I became interested in medico-legal matters and the rights of patients participating in medical
research, medical ethics, and the societal burden of medical services, particularly at end of life.
Along with similarly interested attorneys, clergymen, physicians, ethicists, and nurses, I led
seminars over several years along the general theme of "Who lives…who dies…who decides…who
pays?"
Judy did most of the heavy lifting in terms of child care. She coached the piano practicing,
guided the algebra homework, and drove the soccer and ballet circuit for what seemed like
decades. She obviously did a great job, producing an English teacher, a work force
development specialist and a gastroenterologist, and, indirectly, six adorable grandchildren. I
must not have been as effective in the driver education department, as it seemed our children
generated more than our share of speeding tickets, scraped doors, mangled side view mirrors
and toppled mailboxes.
After the last medical school tuition was paid and the last child walked down the aisle, we decided that
we wanted to change our life style. We traded in our sixty-hour work week, four bedroom and den home,
riding mower and garden for a high rise apartment overlooking Lake Michigan back in Chicago. I
became a locum tenens physician----going from practice to practice on a temporary basis, filling in for
vacationing physicians or understaffed practices. I only took selected short term assignments; it was
Hawaii in the winter, New Hampshire in the fall, Wisconsin in the spring, New Mexico, Seattle, Wyoming
and elsewhere in between. For over three years we combined travel and a non-stress work load, leaving
plenty of time to explore each area in depth.

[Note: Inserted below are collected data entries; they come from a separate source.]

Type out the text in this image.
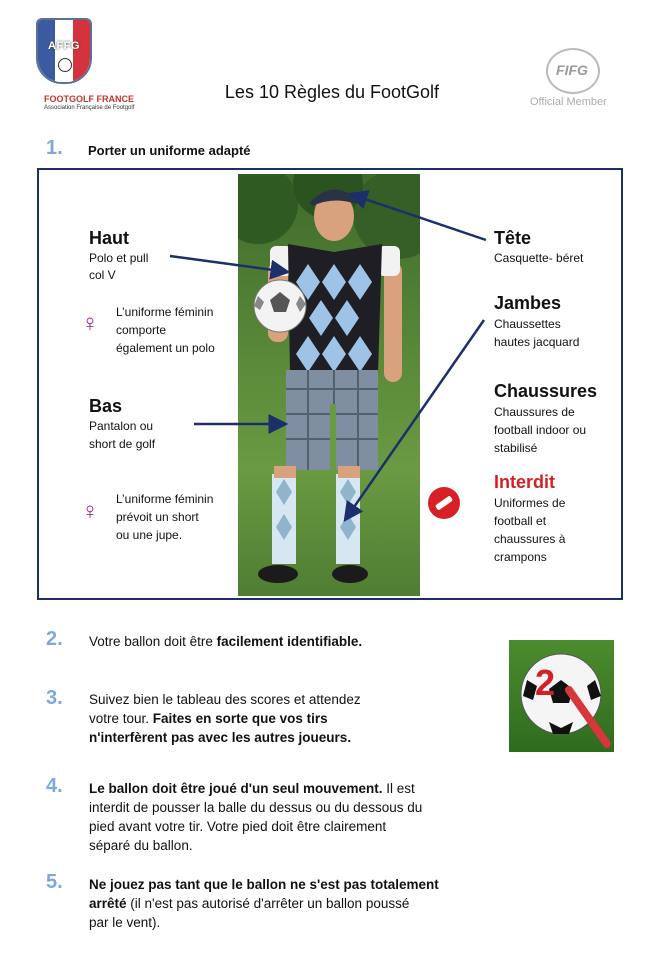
AFFG
FOOTGOLF FRANCE
Association Française de Footgolf
Les 10 Règles du FootGolf
FIFG
Official Member
1. Porter un uniforme adapté
Haut
Polo et pull
col V
♀ L’uniforme féminin
comporte
également un polo
Bas
Pantalon ou
short de golf
♀ L’uniforme féminin
prévoit un short
ou une jupe.
Tête
Casquette- béret
Jambes
Chaussettes
hautes jacquard
Chaussures
Chaussures de
football indoor ou
stabilisé
Interdit
Uniformes de
football et
chaussures à
crampons
2. Votre ballon doit être facilement identifiable.
2
3. Suivez bien le tableau des scores et attendez
votre tour. Faites en sorte que vos tirs
n'interfèrent pas avec les autres joueurs.
4. Le ballon doit être joué d'un seul mouvement. Il est
interdit de pousser la balle du dessus ou du dessous du
pied avant votre tir. Votre pied doit être clairement
séparé du ballon.
5. Ne jouez pas tant que le ballon ne s'est pas totalement
arrêté (il n'est pas autorisé d'arrêter un ballon poussé
par le vent).
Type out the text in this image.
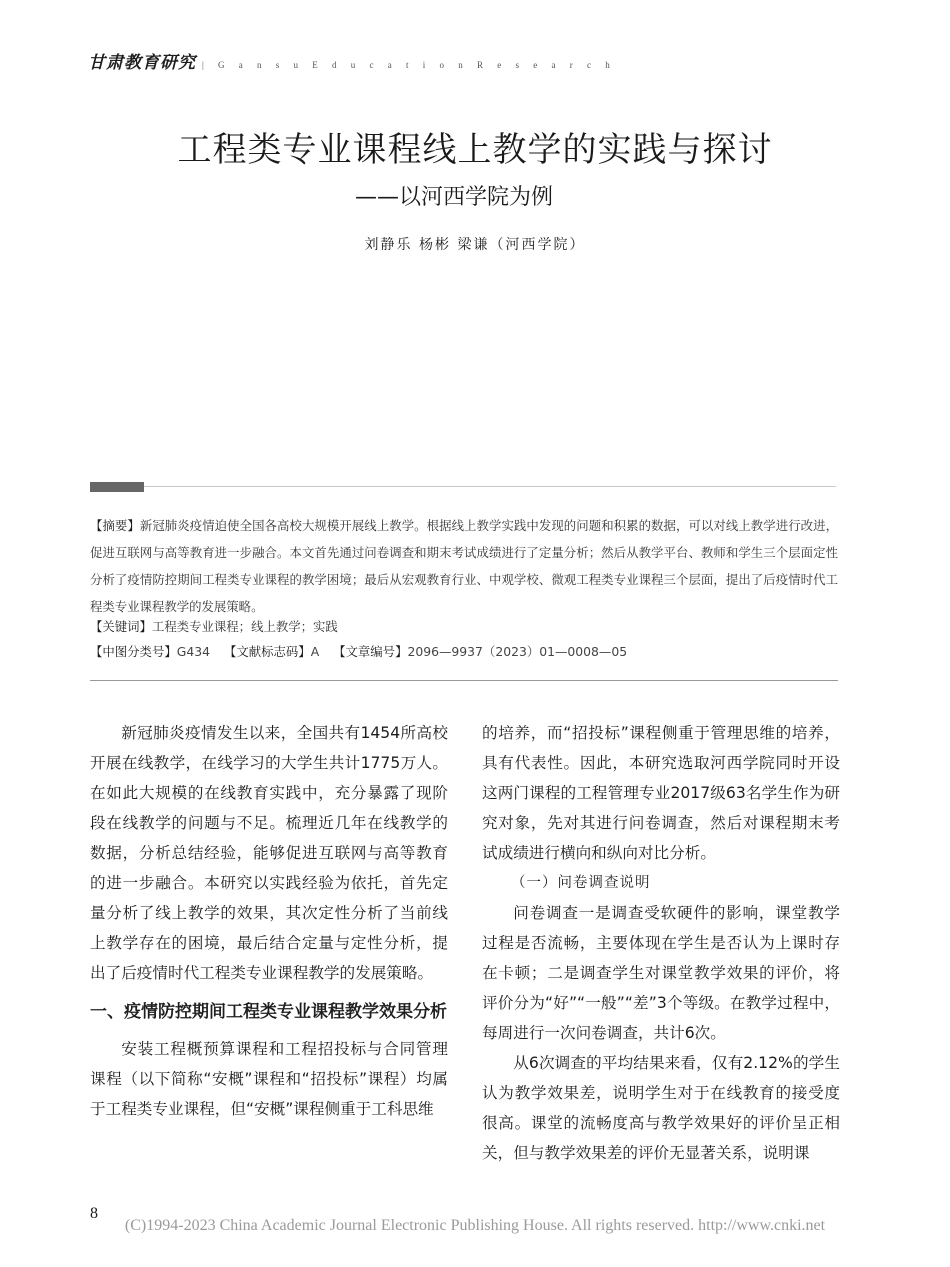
甘肃教育研究 | G a n s u E d u c a t i o n R e s e a r c h
工程类专业课程线上教学的实践与探讨
——以河西学院为例
刘静乐 杨彬 梁谦（河西学院）
【摘要】新冠肺炎疫情迫使全国各高校大规模开展线上教学。根据线上教学实践中发现的问题和积累的数据，可以对线上教学进行改进，促进互联网与高等教育进一步融合。本文首先通过问卷调查和期末考试成绩进行了定量分析；然后从教学平台、教师和学生三个层面定性分析了疫情防控期间工程类专业课程的教学困境；最后从宏观教育行业、中观学校、微观工程类专业课程三个层面，提出了后疫情时代工程类专业课程教学的发展策略。
【关键词】工程类专业课程；线上教学；实践
【中图分类号】G434 【文献标志码】A 【文章编号】2096—9937（2023）01—0008—05

新冠肺炎疫情发生以来，全国共有1454所高校开展在线教学，在线学习的大学生共计1775万人。在如此大规模的在线教育实践中，充分暴露了现阶段在线教学的问题与不足。梳理近几年在线教学的数据，分析总结经验，能够促进互联网与高等教育的进一步融合。本研究以实践经验为依托，首先定量分析了线上教学的效果，其次定性分析了当前线上教学存在的困境，最后结合定量与定性分析，提出了后疫情时代工程类专业课程教学的发展策略。

一、疫情防控期间工程类专业课程教学效果分析

安装工程概预算课程和工程招投标与合同管理课程（以下简称“安概”课程和“招投标”课程）均属于工程类专业课程，但“安概”课程侧重于工科思维

的培养，而“招投标”课程侧重于管理思维的培养，具有代表性。因此，本研究选取河西学院同时开设这两门课程的工程管理专业2017级63名学生作为研究对象，先对其进行问卷调查，然后对课程期末考试成绩进行横向和纵向对比分析。

（一）问卷调查说明

问卷调查一是调查受软硬件的影响，课堂教学过程是否流畅，主要体现在学生是否认为上课时存在卡顿；二是调查学生对课堂教学效果的评价，将评价分为“好”“一般”“差”3个等级。在教学过程中，每周进行一次问卷调查，共计6次。

从6次调查的平均结果来看，仅有2.12%的学生认为教学效果差，说明学生对于在线教育的接受度很高。课堂的流畅度高与教学效果好的评价呈正相关，但与教学效果差的评价无显著关系，说明课

8
(C)1994-2023 China Academic Journal Electronic Publishing House. All rights reserved. http://www.cnki.net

We fully retired from work in 2004. We travel, (the attached pictures were taken on our recent trip to New
Zealand and Australia), go to theater, concerts, galleries, and museums, do a little photography, bicycle
along the lakefront, take piano lessons (without having to be reminded to practice), swim or work out at
the gym, and do a fair amount of grandchild care and 'continuing intellectual enrichment'. Judy
continues her interests in needle crafts and volunteers in the Chicago Public Schools.